Police Pessimistic on Vanden Boeynants
Jan. 20, 1989
BRUSSELS, Belgium (AP) _ It appears more likely that former Prime Minister Paul Vanden Boeynants, who vanished from his home a week ago, may be dead, a police official said Friday.
Chief investigator Andre Vandoren told reporters that neither he nor the family of Vanden Boeynants has heard anything more from a group called the Revolutionary Socialist Brigade, which claimed to hold the 69-year-old politician.
The group said in a letter to two newspapers Tuesday it was holding Vanden Boeynants for $770,000 ransom. He disappeared Jan. 14.
''I must conclude that we have no proof that a movement or people that have made themselves known have indeed kidnapped Mr. Vanden Boeynants,'' Vandoren said.
When pressed by reporters to say whether he believed Vanden Boeynants had been killed, Vandoren said ''murder was among the possibilities from the start, but I must say it is now gaining ground.''
On Thursday, officials ruled out the possibility Vanden Boeynants, 69, had staged his own disappearance.
The Christian Democrat received a three-year suspended jail sentence for tax evasion and fraud in 1986 as the head of a meat packing business.
He is under investigation for corruption when he was defense minister in the 1970s.
Vanden Boeynants disappeared after parking his car in a garage near his apartment complex in Brussels. In the garage, police found his pipe, a shoe and a hearing aid along with a syringe cap, leading to speculation he may have been sedated.
In addition to the Revolutionary Socialist Brigade, the extreme left-wing Communist Combat Cells claimed responsibility for Vanden Boeynants' disappearance.

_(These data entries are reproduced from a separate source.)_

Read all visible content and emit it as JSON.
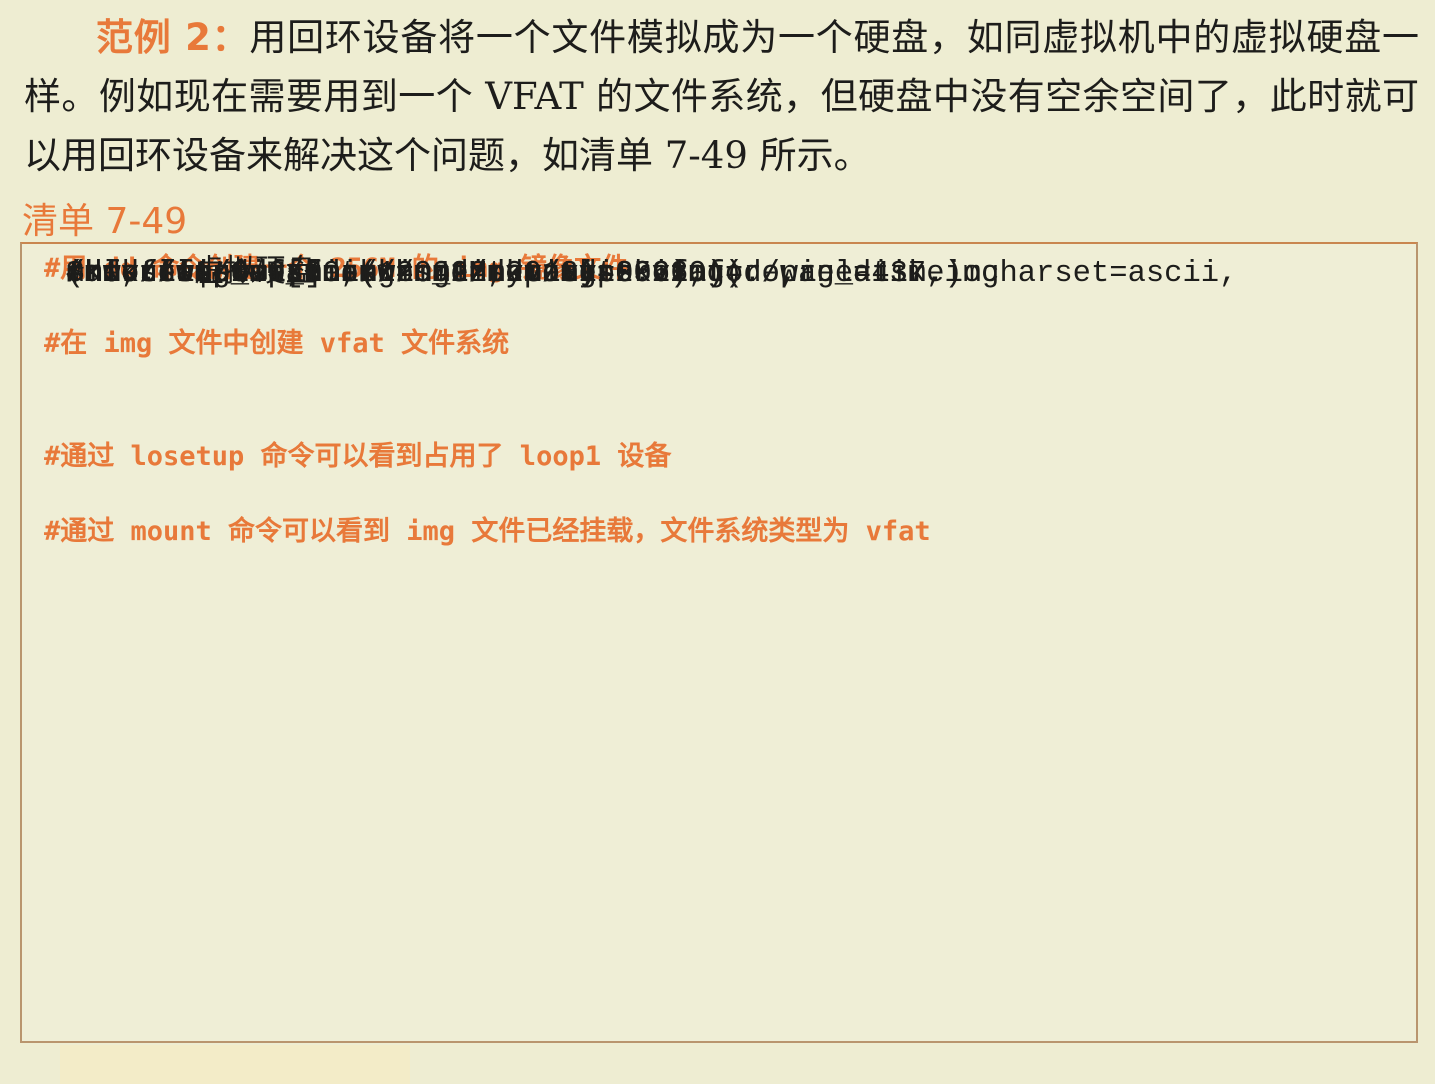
{
  "paragraph": {
    "lead": "范例 2：",
    "text": "用回环设备将一个文件模拟成为一个硬盘，如同虚拟机中的虚拟硬盘一样。例如现在需要用到一个 VFAT 的文件系统，但硬盘中没有空余空间了，此时就可以用回环设备来解决这个问题，如清单 7-49 所示。"
  },
  "listing_title": "清单 7-49",
  "code_lines": [
    {
      "type": "comment",
      "text": "#用 dd 命令创建一个 256M 的.img 镜像文件"
    },
    {
      "type": "code",
      "text": "# dd if=/dev/zero bs=1M count=256 of=./win_disk.img"
    },
    {
      "type": "blank",
      "text": ""
    },
    {
      "type": "comment",
      "text": "#在 img 文件中创建 vfat 文件系统"
    },
    {
      "type": "code",
      "text": "# mkfs -t vfat ./win_disk.img"
    },
    {
      "type": "code",
      "text": "mkfs.fat 3.0.20 (12 Jun 2013)"
    },
    {
      "type": "blank",
      "text": ""
    },
    {
      "type": "code",
      "text": "#mount 虚拟硬盘"
    },
    {
      "type": "code",
      "text": "#mount ./win_disk.img /mnt/"
    },
    {
      "type": "blank",
      "text": ""
    },
    {
      "type": "comment",
      "text": "#通过 losetup 命令可以看到占用了 loop1 设备"
    },
    {
      "type": "code",
      "text": "$ losetup -a"
    },
    {
      "type": "code",
      "text": "/dev/loop0: []: (/home/dev/test.iso)"
    },
    {
      "type": "code",
      "text": "/dev/loop1: []: (/home/dev/vdisk.img)"
    },
    {
      "type": "blank",
      "text": ""
    },
    {
      "type": "comment",
      "text": "#通过 mount 命令可以看到 img 文件已经挂载，文件系统类型为 vfat"
    },
    {
      "type": "code",
      "text": "# mount|grep mnt"
    },
    {
      "type": "code",
      "text": "/root/test.iso on /mnt type iso9660 (ro,relatime)"
    },
    {
      "type": "code",
      "text": "/root/win_disk.img on /mnt type vfat"
    },
    {
      "type": "code",
      "text": "(rw,relatime,fmask=0022,dmask=0022,codepage=437,iocharset=ascii,"
    },
    {
      "type": "code",
      "text": "shortname=mixed,errors=remount-ro)"
    }
  ],
  "colors": {
    "accent": "#e8793a",
    "page": "#eeedd2",
    "text": "#1d1d1b"
  }
}
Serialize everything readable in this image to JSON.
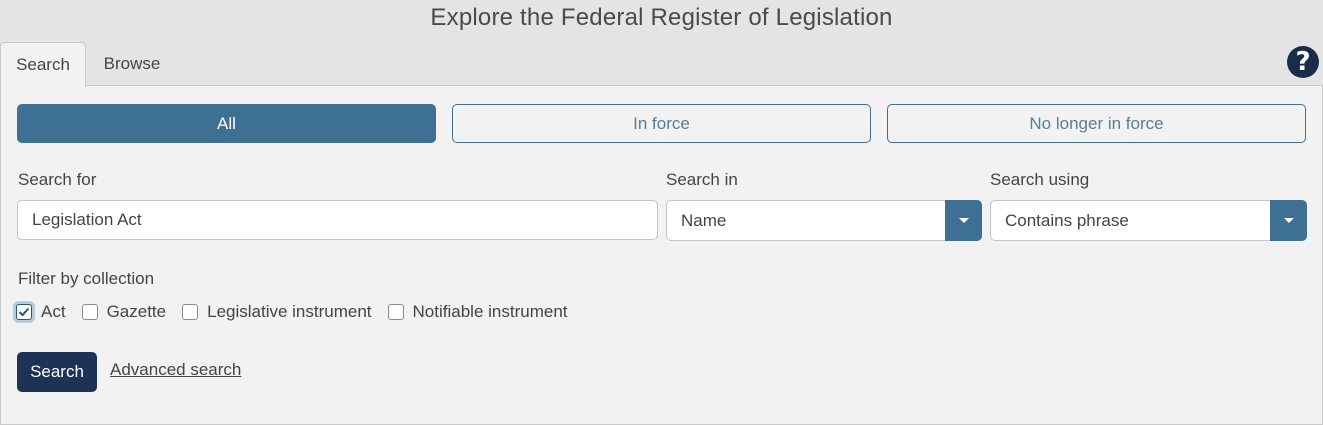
{
  "page": {
    "title": "Explore the Federal Register of Legislation"
  },
  "tabs": [
    {
      "label": "Search",
      "active": true
    },
    {
      "label": "Browse",
      "active": false
    }
  ],
  "help": {
    "icon": "help-icon",
    "glyph": "?"
  },
  "status_filter": [
    {
      "label": "All",
      "selected": true
    },
    {
      "label": "In force",
      "selected": false
    },
    {
      "label": "No longer in force",
      "selected": false
    }
  ],
  "search_for": {
    "label": "Search for",
    "value": "Legislation Act"
  },
  "search_in": {
    "label": "Search in",
    "value": "Name"
  },
  "search_using": {
    "label": "Search using",
    "value": "Contains phrase"
  },
  "collection": {
    "label": "Filter by collection",
    "options": [
      {
        "label": "Act",
        "checked": true
      },
      {
        "label": "Gazette",
        "checked": false
      },
      {
        "label": "Legislative instrument",
        "checked": false
      },
      {
        "label": "Notifiable instrument",
        "checked": false
      }
    ]
  },
  "actions": {
    "search_label": "Search",
    "advanced_label": "Advanced search"
  },
  "colors": {
    "accent": "#3e7093",
    "primary_dark": "#1d3355",
    "panel_bg": "#f2f2f2",
    "page_bg": "#e4e4e5"
  }
}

In 1984 and 1985, the group staged a bombing campaign against business and NATO targets throughout Belgium. In October, four of its members received life sentences in connection with those attacks.

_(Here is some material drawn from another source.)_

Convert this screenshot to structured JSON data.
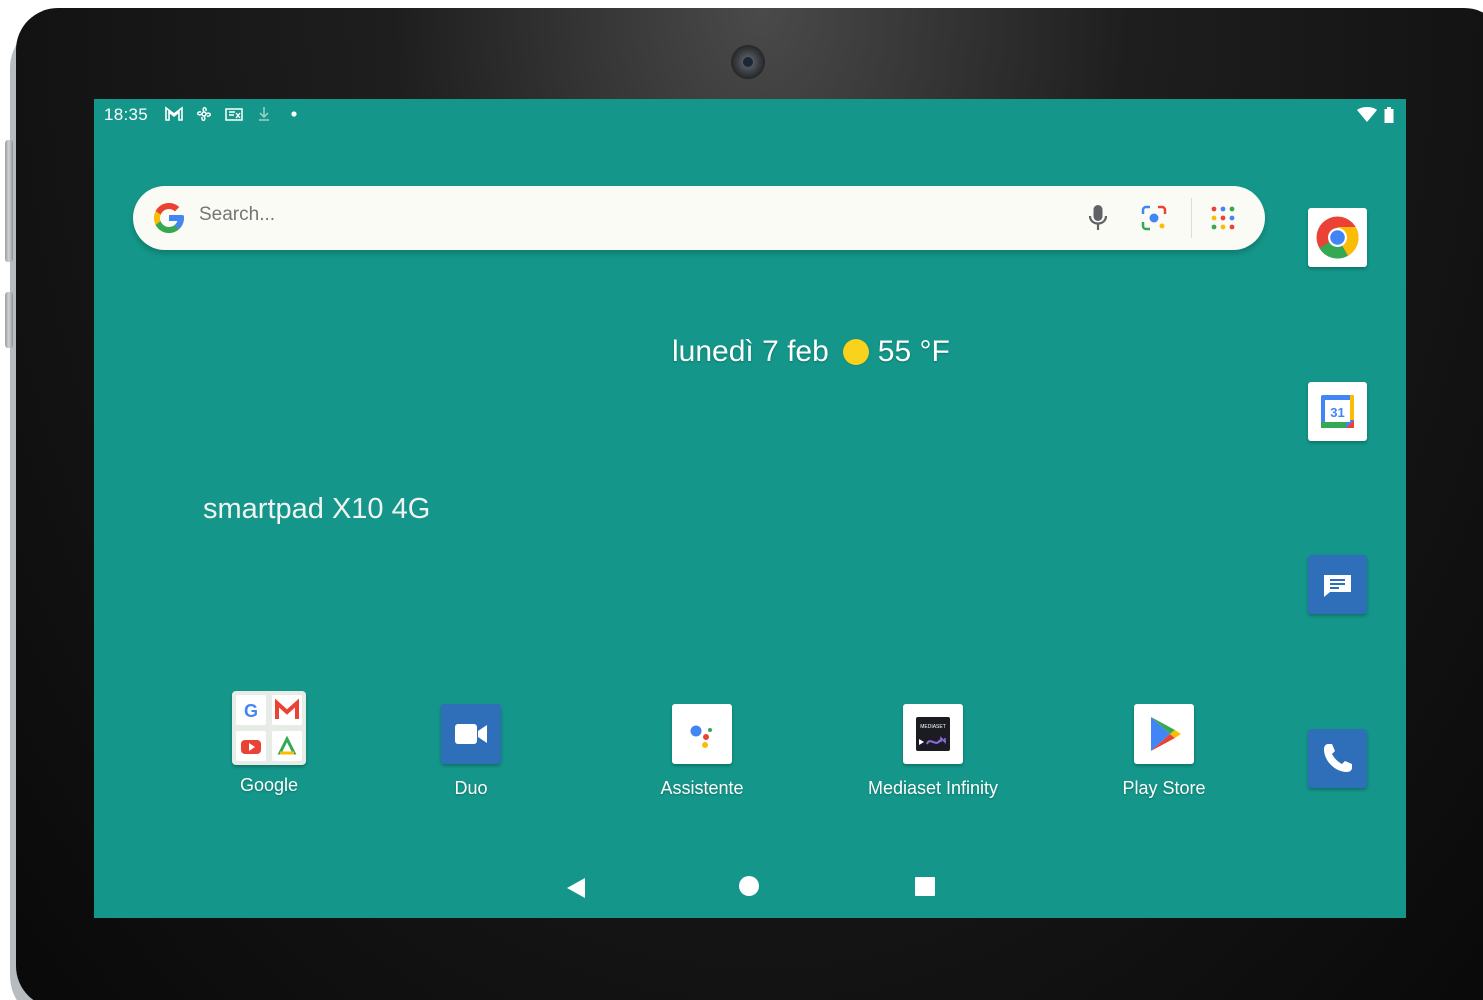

Vanden Boeynants was prime minister from 1966 to 1968, and again from late 1987 to early 1979. He served as defense minister for seven years in the 1970s.
He was also a Brussels alderman for more than 30 years beginning in 1952, during which time he oversaw a drastic urban renewal program that made him the bane of urban conservationists.
The brigade's letter demanded that two-thirds of the ransom be donated to the poor by several relief groups. The ransom was to be provided by Vanden Boeynants' political and business associates.